Temporal control of cell-specific transgene expression in Caenorhabditis elegans

Abstract

Cell-specific promoters allow only spatial control of transgene expression in Caenorhabditis elegans. We describe a method, using cell-specific rescue of heat-shock factor-1 (hsf-1) mutants, that allows spatial and temporal regulation of transgene expression. We demonstrate the utility of this method for timed reporter gene expression and for temporal studies of gene function.

Figure 1.—

Temporal control of cell-specific transgene expression. In an animal lacking the normal heat-shock response due to loss of HSF-1 activity, hsf-1 is introduced in a desired subset of cells using a cell-specific promoter (pro). Since HSF-1 is present only in targeted cells, heat shock results in cell-specific transcription from heat-shock-responsive promoters (hsp). Therefore, any transgene under the control of a heat-shock promoter will be selectively expressed in the desired cells following a heat shock. Blue circles, HSF-1 protein. Green hexagons, protein of interest.

Figure 2.—

Spatiotemporal control of GFP expression using a heat-shock promoter. (A) Amphid sheath cell-specific labeling. Arrow, sheath cell body. Arrowhead, sheath cell process. Sheath cell-specific hsf-1 rescue was achieved by driving hsf-1 cDNA expression using a 5-kb promoter region of vap-1. GFP was under the control of the hsp-16.2 promoter. Transgenic animals with the genotype hsf-1(sy441); nsEx992 [P_vap-1hsf-1; P_hsp-16.2GFP; pRF4] were obtained by germline injection.
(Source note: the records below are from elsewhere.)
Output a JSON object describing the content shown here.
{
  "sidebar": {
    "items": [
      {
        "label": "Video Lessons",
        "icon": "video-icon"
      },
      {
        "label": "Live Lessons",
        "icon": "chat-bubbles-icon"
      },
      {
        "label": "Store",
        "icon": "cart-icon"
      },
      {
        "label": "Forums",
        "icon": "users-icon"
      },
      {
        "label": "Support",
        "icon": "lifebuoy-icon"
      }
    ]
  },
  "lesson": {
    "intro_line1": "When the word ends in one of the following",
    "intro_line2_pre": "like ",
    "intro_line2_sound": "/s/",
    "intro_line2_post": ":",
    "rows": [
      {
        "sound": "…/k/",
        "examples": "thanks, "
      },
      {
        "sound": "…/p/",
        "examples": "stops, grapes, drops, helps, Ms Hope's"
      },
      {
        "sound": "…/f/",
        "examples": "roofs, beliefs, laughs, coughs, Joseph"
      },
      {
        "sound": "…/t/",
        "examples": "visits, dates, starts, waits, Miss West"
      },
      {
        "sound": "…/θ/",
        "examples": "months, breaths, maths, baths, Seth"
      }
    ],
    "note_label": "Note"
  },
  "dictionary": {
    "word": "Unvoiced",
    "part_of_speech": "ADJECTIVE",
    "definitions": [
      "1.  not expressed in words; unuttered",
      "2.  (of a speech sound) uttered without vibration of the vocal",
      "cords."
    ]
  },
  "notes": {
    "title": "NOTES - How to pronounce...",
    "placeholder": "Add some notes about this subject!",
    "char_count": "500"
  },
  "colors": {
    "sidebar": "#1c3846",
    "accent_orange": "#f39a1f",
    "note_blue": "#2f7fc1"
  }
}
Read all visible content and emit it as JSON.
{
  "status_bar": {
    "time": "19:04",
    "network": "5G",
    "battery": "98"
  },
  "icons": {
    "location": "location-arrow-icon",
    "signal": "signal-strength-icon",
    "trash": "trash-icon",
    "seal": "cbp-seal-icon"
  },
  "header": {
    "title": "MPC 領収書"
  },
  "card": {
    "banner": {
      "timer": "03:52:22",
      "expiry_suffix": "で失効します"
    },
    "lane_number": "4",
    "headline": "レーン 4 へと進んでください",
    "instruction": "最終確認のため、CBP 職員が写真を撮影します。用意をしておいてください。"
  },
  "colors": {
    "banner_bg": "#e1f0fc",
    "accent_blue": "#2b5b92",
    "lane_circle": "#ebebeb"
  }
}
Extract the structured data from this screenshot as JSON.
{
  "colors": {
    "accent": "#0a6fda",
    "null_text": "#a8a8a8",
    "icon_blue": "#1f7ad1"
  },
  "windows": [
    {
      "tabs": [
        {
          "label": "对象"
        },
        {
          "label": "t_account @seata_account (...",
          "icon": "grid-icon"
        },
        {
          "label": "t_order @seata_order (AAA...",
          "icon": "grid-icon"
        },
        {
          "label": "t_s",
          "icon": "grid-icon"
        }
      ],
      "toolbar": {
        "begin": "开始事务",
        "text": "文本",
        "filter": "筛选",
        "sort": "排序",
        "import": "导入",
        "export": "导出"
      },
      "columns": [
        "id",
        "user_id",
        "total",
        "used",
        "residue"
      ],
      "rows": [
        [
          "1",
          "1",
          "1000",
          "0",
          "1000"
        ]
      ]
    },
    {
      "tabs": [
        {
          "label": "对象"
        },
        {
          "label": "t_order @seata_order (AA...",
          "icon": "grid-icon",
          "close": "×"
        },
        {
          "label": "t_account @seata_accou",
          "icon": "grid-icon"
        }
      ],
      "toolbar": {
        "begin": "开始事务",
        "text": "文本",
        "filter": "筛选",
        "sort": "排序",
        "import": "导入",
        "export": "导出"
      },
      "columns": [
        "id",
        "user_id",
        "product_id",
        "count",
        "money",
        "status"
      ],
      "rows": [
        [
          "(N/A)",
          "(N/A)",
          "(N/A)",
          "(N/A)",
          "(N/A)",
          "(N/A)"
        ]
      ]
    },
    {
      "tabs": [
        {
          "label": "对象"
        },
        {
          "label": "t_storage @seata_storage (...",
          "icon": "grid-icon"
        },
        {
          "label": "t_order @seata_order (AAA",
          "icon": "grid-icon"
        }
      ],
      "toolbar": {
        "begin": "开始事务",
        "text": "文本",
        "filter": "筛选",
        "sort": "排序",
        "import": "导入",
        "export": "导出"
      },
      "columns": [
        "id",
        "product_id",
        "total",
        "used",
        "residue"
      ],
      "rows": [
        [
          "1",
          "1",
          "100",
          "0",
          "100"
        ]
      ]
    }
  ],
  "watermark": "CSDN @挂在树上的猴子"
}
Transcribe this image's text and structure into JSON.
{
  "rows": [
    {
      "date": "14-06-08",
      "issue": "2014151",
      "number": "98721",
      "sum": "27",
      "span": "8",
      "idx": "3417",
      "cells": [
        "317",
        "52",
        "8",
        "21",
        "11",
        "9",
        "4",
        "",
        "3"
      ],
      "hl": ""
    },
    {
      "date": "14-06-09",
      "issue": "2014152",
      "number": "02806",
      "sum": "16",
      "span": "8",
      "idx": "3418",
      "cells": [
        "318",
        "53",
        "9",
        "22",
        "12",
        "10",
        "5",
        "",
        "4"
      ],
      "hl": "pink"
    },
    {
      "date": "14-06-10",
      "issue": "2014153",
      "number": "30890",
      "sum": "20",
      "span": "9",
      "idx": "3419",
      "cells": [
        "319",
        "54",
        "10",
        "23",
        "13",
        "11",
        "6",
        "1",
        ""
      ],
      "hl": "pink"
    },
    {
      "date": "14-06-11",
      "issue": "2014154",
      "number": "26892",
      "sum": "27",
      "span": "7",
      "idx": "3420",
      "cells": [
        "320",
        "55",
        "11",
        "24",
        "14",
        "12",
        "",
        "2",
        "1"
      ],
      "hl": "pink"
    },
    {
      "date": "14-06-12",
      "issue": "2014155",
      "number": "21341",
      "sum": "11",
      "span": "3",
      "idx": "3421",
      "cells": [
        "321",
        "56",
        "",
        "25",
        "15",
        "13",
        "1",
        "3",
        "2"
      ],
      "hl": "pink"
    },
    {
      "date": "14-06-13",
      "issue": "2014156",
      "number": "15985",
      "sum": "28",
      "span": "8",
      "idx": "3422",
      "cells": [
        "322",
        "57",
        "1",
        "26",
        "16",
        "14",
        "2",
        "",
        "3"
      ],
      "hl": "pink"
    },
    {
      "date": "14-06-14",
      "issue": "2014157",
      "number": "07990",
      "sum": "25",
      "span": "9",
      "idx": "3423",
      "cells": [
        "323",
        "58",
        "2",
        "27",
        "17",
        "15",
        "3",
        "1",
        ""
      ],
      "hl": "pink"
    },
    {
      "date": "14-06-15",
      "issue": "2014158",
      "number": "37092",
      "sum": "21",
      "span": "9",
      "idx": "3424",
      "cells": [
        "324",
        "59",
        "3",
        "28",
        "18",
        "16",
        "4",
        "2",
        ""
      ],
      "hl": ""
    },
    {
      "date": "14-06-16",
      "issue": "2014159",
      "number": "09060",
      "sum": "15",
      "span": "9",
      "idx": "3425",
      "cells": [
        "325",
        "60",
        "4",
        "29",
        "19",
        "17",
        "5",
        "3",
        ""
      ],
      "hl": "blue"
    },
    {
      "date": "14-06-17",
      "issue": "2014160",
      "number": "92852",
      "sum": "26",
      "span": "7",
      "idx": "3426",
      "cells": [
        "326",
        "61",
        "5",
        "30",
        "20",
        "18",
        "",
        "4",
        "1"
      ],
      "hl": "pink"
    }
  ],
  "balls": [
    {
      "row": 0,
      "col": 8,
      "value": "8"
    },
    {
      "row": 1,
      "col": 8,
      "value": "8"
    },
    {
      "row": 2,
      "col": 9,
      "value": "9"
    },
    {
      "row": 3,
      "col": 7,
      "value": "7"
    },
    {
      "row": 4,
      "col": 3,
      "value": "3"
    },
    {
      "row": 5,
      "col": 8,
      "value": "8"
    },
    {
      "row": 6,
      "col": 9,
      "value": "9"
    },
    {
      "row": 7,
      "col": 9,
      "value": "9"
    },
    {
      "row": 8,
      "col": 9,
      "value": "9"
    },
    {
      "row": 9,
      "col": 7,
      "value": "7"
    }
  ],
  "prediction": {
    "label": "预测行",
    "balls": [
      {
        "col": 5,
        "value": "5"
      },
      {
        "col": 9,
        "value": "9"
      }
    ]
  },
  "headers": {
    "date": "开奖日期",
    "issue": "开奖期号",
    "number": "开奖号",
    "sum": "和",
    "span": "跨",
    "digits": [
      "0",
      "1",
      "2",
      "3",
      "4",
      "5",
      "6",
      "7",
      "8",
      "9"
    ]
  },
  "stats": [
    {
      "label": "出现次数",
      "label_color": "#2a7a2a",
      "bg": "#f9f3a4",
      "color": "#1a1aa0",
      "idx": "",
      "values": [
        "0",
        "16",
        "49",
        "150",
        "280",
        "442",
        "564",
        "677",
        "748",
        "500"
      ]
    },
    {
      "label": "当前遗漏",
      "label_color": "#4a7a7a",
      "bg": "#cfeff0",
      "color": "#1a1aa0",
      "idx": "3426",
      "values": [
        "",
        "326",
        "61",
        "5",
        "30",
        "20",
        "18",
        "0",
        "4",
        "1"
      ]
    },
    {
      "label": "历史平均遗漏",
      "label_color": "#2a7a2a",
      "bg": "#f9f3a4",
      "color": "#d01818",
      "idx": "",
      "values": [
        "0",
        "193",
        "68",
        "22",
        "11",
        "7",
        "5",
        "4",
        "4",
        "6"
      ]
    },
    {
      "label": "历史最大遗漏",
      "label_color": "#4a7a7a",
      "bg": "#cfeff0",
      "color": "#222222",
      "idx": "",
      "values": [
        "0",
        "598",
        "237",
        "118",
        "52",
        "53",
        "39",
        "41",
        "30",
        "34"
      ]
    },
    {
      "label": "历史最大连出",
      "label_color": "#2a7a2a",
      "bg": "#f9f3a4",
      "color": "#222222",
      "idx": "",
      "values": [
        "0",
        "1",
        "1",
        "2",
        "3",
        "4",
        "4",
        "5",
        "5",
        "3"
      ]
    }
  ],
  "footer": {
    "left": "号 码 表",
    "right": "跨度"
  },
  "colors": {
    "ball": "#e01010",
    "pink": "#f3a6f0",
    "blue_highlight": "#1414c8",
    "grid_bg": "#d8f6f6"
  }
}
The plasmid pRF4 encodes rol-6(su1006), a dominant marker used for selection of transgenic animals (Mello et al. 1991). Animals were incubated for 30 min at 34° and allowed to recover at 20° for 1 hr before imaging; an adult animal is shown. (B) DIC image of the animal in A. (C) Pharynx GFP expression. An adult animal expressing GFP in pharyngeal muscles after a 30-min heat shock. The genotype of the animal shown is hsf-1(sy441); nsEx1730 [P_myo-2hsf-1; P_hsp-16.2GFP; P_hsp-16.41GFP; pRF4]. (D) DIC image of the animal in C. (E) Ciliated neuron-specific GFP expression following heat shock. Animals in E–J have the genotype hsf-1(sy441); nsEx1129 [P_osm-6hsf-1; P_hsp-16.2GFP; pRF4]. In the animal in E, labeling is seen in four amphid neurons. (F) DIC image of the animal in E. (G) Heat-shock-induced GFP expression in ciliated neurons of the phasmid, a sensory organ in the tail, in an adult animal. (H) DIC image of the animal in G. (I) Neuronal GFP labeling in a twofold embryo. (J) DIC image of the animal in I. In all cases, anterior is at the top. Bar, 10 μm.

Figure 3.—

Cell-specific rescue of che-2(e1033) neuronal dye-filling defects. (A) Dye filling in an L4 animal of the genotype hsf-1(sy441); che-2(e1033); nsEx1555 [P_osm-6hsf-1; P_hsp-16.2che-2; pRF4] after a 30-min heat shock. Dye filling was performed 8 hr after heat shock by soaking for 20 min in 5 μg/ml DiI. Rescue was seen in all dye-filling amphid neurons. (B) DIC image of the animal in A. (C) Same as A, except that dye filling is restricted to neurons expressing sra-6. The genotype of the L4 animal shown is hsf-1(sy441); che-2(e1033); nsEx1552 [P_sra-6hsf-1; P_hsp-16.2che-2; pRF4]. (D) DIC image of the animal in C. Anterior, top. Arrows, neuronal cell bodies. Arrowheads, dendritic processes. Bar, 10 μm.